Si vous avez implémenté le format timing_log (où $request_time est l'avant-dernier champ, ou le champ 16 dans notre exemple) :

# Trouver les 10 requêtes les plus lentes (par exemple, les requêtes prenant plus d'une seconde)
awk '($16 > 1.0) {print $16, $7}' /var/log/nginx/timing_access.log | sort -nr | head -10

Explication : Cette commande imprime le temps de requête et l'URI ($7) pour toute requête qui a pris plus de 1,0 seconde, triés par ordre décroissant.

Un format de timing en texte brut plus lisible utilise des valeurs nommées, comme request_time=0.534. Ensuite, vous pouvez grep pour des plages lentes de manière moins élégante mais avec moins de surprises sur les numéros de champ. Pour une analyse sérieuse, envoyez des logs structurés à un système de logs et interrogez les percentiles par route.

5.4 Identification des adresses IP les plus demandeuses

Utile pour repérer les tentatives de déni de service potentielles, les pics de trafic ou les activités suspectes :

# Trouver les 20 premières IP faisant des requêtes
awk '{print $1}' /var/log/nginx/access.log | sort | uniq -c | sort -nr | head -20

Les IP les plus fréquentes sont un point de départ, pas une preuve d'abus. Un NAT d'entreprise, un edge CDN ou un équilibreur de charge peut faire apparaître de nombreux utilisateurs comme une seule source. Si Nginx est derrière un proxy, configurez et journalisez soigneusement la véritable IP client avec real_ip_header et les plages de proxy de confiance. Ne faites jamais confiance aux en-têtes X-Forwarded-For arbitraires provenant d'Internet ouvert.

Un flux de dépannage pratique

Commencez par le symptôme de l'utilisateur et une fenêtre de temps. « Le paiement a renvoyé des 502 vers 14h35 UTC » est beaucoup plus utile que « Nginx est cassé ».

D'abord, comptez les statuts :

grep '10/May/2024:14:3' /var/log/nginx/access.log \
  | awk '{print $9}' | sort | uniq -c | sort -nr

Le filtrage par date avec des logs en texte brut est difficile, et la commande exacte dépend de votre format de log. Pour une vérification rapide d'incident, même un filtrage approximatif peut montrer si le problème était principalement des 502, 504, 403 ou 404.

Ensuite, extrayez quelques requêtes correspondantes :

grep '" 502 ' /var/log/nginx/access.log | tail -20

Notez l'horodatage, l'URI, le temps amont et l'ID de requête s'il est présent. Ensuite, recherchez dans le log d'erreur autour du même horodatage :

grep '14:35' /var/log/nginx/error.log

Si l'erreur dit connect() failed (111: Connection refused), inspectez le service amont et son port. Si elle dit upstream timed out, inspectez la latence du backend et la mise en file d'attente. Si elle dit no live upstreams, inspectez la santé de l'amont, le DNS ou la configuration de l'équilibreur de charge.

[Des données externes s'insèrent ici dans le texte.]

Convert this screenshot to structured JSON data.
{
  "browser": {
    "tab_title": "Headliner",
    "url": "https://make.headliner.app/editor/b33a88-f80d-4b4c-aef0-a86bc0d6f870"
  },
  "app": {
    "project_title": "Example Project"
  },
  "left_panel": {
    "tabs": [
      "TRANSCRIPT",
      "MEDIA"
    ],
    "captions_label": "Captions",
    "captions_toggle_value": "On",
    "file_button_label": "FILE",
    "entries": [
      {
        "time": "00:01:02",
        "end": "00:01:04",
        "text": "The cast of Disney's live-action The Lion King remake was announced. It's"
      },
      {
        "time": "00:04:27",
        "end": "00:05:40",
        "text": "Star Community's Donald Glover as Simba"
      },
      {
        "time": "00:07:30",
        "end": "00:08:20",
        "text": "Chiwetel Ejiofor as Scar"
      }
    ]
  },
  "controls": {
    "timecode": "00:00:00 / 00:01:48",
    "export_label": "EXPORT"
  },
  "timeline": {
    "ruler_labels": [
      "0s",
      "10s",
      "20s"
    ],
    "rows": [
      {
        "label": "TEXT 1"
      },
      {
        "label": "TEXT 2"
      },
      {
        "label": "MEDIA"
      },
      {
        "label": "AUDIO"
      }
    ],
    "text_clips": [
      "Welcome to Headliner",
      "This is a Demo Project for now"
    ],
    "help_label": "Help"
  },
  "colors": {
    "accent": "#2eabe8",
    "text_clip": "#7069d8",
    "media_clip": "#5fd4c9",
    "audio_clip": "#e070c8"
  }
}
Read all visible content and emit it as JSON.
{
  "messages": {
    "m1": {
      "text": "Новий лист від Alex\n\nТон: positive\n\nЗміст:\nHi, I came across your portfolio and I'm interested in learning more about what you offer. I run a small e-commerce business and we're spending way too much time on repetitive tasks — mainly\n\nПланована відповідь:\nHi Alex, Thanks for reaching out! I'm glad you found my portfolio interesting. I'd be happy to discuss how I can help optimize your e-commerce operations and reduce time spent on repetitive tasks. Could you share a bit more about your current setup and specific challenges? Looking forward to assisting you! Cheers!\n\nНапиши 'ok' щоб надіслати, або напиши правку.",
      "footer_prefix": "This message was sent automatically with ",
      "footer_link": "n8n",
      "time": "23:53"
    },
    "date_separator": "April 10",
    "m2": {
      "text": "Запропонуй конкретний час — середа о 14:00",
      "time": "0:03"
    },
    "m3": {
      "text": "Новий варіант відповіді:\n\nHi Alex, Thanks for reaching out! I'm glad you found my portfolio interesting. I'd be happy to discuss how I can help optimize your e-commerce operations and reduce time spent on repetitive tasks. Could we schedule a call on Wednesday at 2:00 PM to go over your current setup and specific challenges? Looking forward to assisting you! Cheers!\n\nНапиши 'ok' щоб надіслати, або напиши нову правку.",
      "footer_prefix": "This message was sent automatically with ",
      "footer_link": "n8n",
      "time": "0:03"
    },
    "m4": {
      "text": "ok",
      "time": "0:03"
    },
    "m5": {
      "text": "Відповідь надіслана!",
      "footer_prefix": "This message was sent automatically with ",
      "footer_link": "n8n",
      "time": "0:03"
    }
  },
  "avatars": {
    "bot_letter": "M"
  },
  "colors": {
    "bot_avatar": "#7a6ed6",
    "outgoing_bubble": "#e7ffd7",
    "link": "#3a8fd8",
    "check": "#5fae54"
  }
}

Enfin, vérifiez les logs du backend en utilisant le même ID de requête ou horodatage. Nginx vous dit souvent où le transfert a échoué, mais le log du backend vous dit pourquoi l'application s'est comportée de cette façon.

Rendre les logs utiles avant la panne

Le pire moment pour améliorer la journalisation est pendant une panne. Ajoutez le timing des requêtes, le timing amont, l'adresse amont et les ID de requête avant d'en avoir besoin. Gardez les logs d'accès et d'erreur séparés par site lorsqu'un serveur héberge plusieurs applications. Assurez-vous que la rotation conserve suffisamment d'historique pour les incidents que vous enquêtez réellement.

Quand quelque chose se casse, lisez les logs par paires : le log d'accès pour ce qui s'est passé, le log d'erreur pour ce que Nginx n'a pas pu faire, le log d'application pour ce que l'amont a fait ensuite. Cette habitude maintient le dépannage ciblé et vous mène généralement à la véritable panne plus rapidement que de modifier les délais d'attente ou de redémarrer les services au hasard.